If any of my local peeps are interested in helping with this 2nd serving initiative or would like to volunteer to help feed our community through various programs please feel free to contact me, there is always much to do and not enough resources or time to ever get it all done…
While you think on that, go pick up some Timeless food products, in Great Falls they are sold at Pizazz and 2J’s. They are also in many grocery stores throughout the U.S. and some even globally. Then make this salad you’ll reveal in the creamy tanginess and you’ll delight in the bright acidity and the toothsome-ness of the lentils and cucumbers. For those of you who are trying to eat healthier, this salad easily subs as a meal and will leave you satisfied and happy!
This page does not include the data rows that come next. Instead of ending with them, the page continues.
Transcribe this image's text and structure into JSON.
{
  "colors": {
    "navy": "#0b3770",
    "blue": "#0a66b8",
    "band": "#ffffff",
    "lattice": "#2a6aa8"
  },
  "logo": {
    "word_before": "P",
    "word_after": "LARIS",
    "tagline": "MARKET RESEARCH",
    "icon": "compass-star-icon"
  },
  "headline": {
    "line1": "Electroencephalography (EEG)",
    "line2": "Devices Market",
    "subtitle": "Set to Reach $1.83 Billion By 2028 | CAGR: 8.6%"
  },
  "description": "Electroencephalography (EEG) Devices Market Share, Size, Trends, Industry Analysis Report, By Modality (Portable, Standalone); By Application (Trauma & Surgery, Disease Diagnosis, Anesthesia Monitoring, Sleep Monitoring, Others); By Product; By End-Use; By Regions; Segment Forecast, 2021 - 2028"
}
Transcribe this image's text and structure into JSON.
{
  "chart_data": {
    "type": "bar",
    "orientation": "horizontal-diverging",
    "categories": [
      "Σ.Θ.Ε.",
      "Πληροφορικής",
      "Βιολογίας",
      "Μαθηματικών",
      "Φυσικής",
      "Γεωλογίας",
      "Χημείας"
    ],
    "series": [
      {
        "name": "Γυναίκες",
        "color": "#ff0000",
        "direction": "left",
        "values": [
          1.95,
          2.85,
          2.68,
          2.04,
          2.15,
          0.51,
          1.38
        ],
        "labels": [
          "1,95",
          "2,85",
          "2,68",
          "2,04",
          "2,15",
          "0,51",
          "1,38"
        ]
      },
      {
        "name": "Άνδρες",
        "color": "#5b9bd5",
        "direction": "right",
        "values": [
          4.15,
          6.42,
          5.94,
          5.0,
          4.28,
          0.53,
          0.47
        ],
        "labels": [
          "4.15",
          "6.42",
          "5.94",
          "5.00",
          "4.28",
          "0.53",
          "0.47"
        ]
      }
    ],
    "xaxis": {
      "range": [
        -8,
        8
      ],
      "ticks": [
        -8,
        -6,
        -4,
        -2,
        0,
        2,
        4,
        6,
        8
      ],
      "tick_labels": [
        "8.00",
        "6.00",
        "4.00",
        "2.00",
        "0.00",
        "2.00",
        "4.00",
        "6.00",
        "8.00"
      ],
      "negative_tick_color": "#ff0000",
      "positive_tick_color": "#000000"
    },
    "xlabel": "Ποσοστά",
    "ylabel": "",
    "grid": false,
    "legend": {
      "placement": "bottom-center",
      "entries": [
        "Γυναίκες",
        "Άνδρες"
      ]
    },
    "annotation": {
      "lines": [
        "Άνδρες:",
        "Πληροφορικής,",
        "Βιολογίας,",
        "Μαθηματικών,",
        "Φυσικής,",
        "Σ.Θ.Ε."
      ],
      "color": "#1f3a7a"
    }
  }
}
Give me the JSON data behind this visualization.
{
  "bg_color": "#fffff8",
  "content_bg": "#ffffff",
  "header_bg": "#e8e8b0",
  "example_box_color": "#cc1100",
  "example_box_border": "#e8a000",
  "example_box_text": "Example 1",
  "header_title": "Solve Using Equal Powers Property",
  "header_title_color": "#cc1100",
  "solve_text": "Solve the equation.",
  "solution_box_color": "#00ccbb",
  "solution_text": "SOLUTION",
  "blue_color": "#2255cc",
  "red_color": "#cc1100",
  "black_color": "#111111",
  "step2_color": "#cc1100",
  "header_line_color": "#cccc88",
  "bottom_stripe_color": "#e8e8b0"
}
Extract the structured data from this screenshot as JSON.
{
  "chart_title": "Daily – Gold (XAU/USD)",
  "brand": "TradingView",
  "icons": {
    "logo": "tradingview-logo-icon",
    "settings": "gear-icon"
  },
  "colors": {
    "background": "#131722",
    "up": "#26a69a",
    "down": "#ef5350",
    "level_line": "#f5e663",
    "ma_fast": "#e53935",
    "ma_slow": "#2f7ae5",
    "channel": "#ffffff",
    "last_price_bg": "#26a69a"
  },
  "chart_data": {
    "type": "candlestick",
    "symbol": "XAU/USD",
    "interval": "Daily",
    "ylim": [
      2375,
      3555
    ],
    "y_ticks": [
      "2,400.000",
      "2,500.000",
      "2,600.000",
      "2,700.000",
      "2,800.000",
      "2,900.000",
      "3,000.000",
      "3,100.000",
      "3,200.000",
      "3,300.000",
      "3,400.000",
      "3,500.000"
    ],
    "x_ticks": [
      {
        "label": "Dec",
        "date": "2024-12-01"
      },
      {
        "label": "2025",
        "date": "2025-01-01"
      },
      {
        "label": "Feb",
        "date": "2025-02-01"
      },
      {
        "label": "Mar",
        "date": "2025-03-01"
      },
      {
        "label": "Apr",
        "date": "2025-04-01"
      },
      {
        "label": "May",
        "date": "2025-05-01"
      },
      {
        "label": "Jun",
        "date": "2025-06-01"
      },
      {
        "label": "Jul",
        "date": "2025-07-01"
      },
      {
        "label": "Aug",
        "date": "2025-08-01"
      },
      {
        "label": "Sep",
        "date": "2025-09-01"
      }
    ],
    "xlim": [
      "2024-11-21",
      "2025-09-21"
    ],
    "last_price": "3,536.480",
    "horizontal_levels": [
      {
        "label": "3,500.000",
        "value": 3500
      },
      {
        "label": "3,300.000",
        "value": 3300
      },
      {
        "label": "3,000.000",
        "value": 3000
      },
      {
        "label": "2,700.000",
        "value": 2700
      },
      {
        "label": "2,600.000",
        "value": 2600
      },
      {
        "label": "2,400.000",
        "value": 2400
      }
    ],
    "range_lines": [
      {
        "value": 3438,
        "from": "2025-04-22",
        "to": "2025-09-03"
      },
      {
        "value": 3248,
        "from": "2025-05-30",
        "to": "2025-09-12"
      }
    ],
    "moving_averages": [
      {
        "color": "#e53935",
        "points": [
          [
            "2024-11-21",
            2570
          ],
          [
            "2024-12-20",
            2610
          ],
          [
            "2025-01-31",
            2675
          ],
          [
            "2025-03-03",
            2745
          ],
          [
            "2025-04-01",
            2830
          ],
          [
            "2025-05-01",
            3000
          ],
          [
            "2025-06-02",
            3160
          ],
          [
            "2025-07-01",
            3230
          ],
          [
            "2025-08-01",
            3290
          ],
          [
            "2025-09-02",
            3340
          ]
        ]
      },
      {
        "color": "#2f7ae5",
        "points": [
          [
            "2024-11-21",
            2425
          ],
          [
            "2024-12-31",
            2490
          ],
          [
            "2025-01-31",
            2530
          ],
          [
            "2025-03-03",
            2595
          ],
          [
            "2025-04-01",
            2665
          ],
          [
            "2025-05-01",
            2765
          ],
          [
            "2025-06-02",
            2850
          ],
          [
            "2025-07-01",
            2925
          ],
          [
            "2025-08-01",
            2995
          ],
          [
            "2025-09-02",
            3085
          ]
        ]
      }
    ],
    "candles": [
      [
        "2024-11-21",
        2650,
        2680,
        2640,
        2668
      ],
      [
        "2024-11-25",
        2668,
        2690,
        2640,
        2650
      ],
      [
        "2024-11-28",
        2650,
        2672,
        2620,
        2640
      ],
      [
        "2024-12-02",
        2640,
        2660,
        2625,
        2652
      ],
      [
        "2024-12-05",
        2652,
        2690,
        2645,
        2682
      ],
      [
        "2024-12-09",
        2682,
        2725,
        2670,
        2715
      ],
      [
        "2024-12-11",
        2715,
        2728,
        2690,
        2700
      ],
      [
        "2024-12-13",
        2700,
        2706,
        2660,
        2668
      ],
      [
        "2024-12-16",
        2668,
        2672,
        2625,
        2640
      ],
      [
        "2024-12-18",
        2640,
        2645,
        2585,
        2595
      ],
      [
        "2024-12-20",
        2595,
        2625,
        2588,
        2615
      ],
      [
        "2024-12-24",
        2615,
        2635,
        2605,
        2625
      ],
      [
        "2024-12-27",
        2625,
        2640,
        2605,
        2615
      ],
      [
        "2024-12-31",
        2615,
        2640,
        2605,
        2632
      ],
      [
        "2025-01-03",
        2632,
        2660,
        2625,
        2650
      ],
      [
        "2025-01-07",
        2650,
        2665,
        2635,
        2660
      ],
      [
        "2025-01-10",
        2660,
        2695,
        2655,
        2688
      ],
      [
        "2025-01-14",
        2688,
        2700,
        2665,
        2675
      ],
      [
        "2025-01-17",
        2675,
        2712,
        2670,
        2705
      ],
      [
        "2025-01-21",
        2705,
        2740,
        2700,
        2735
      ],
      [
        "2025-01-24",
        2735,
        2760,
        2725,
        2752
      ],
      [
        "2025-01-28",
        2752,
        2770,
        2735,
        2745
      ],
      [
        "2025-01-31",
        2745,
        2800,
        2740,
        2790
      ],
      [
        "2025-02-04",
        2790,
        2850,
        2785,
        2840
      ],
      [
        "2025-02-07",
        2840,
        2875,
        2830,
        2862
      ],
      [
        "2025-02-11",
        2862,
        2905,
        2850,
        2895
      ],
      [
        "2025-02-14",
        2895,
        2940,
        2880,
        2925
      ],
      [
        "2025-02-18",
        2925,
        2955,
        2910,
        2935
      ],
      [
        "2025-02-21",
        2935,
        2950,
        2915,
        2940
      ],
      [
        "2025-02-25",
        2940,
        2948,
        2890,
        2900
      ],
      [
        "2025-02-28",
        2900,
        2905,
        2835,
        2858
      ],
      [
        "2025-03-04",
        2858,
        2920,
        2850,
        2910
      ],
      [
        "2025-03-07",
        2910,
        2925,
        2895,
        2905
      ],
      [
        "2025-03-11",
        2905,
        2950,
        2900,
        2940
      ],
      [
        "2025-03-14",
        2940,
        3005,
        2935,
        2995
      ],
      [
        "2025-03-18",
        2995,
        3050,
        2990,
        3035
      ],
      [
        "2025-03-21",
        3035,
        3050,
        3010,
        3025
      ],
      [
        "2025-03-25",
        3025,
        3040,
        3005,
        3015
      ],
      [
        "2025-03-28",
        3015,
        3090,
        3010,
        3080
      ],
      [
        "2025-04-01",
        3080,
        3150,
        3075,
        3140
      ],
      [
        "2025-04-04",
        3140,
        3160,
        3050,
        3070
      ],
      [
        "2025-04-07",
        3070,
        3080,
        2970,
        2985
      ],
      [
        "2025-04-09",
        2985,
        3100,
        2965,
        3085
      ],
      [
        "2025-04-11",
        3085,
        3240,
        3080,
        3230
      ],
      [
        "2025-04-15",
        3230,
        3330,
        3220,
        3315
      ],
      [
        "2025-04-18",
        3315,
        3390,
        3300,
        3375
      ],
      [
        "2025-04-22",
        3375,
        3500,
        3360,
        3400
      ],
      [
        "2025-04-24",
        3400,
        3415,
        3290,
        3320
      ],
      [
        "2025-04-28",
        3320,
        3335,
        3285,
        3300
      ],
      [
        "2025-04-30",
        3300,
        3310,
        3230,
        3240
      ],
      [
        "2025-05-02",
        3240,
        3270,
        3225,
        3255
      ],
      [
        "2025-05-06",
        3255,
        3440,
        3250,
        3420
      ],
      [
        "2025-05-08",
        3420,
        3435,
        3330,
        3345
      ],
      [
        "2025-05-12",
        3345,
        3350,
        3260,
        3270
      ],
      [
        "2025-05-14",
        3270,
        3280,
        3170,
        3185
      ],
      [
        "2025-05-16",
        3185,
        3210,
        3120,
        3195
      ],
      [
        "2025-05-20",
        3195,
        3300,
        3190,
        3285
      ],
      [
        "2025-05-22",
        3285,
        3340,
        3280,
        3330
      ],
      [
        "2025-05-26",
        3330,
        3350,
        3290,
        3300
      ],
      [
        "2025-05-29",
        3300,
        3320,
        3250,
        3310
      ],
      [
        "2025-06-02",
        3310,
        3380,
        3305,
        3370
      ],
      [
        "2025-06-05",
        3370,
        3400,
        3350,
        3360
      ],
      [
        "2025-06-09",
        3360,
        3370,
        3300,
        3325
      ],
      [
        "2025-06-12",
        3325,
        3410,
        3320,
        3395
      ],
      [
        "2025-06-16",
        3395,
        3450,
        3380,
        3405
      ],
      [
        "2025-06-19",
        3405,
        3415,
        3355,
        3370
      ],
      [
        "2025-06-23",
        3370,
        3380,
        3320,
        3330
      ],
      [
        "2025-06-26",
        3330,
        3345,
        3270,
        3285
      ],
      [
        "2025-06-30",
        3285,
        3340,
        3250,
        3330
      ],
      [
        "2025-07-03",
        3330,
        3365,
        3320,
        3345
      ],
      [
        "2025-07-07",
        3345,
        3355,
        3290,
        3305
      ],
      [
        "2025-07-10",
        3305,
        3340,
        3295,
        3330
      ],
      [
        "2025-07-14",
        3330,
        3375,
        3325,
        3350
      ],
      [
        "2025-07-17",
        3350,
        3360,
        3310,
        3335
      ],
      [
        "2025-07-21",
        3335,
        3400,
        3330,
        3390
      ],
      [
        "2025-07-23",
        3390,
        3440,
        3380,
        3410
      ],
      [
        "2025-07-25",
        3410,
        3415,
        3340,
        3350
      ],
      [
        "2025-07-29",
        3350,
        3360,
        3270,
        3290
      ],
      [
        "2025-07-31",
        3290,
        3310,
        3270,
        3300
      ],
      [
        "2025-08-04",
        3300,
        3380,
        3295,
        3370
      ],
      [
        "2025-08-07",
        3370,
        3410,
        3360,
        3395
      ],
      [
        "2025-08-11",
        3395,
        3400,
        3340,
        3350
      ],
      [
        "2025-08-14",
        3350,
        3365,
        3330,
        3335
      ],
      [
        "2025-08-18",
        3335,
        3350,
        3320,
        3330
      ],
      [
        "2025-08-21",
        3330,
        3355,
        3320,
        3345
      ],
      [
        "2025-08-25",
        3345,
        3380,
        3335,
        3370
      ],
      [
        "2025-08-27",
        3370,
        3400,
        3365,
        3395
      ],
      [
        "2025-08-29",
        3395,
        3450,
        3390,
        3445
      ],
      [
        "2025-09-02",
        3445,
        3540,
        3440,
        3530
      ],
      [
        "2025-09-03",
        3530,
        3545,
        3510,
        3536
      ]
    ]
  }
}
- 1 pound lentils, cooked according to package directions and chilled
- 3 green onions sliced on the bias
- 1 cucumber, peeled, seeded and sliced
- 1 cup cilantro leaves
- 3 cloves garlic, rough chopped
- 1/2 cup Greek yogurt
- zest and juice of 1 lime
- 2 tablespoons red wine vinegar
- 1/4 cup olive oil
- salt and pepper to taste
- Dressing: in a blender or food processor blitz the cilantro, yogurt, garlic, lime zest and juice and red wine vinegar. Slowly drizzle olive oil in while blending.
- Salad: In a large bowl toss together lentils, green onions, cucumbers and dressing, add salt and pepper to taste. Serve cold or at room temperature.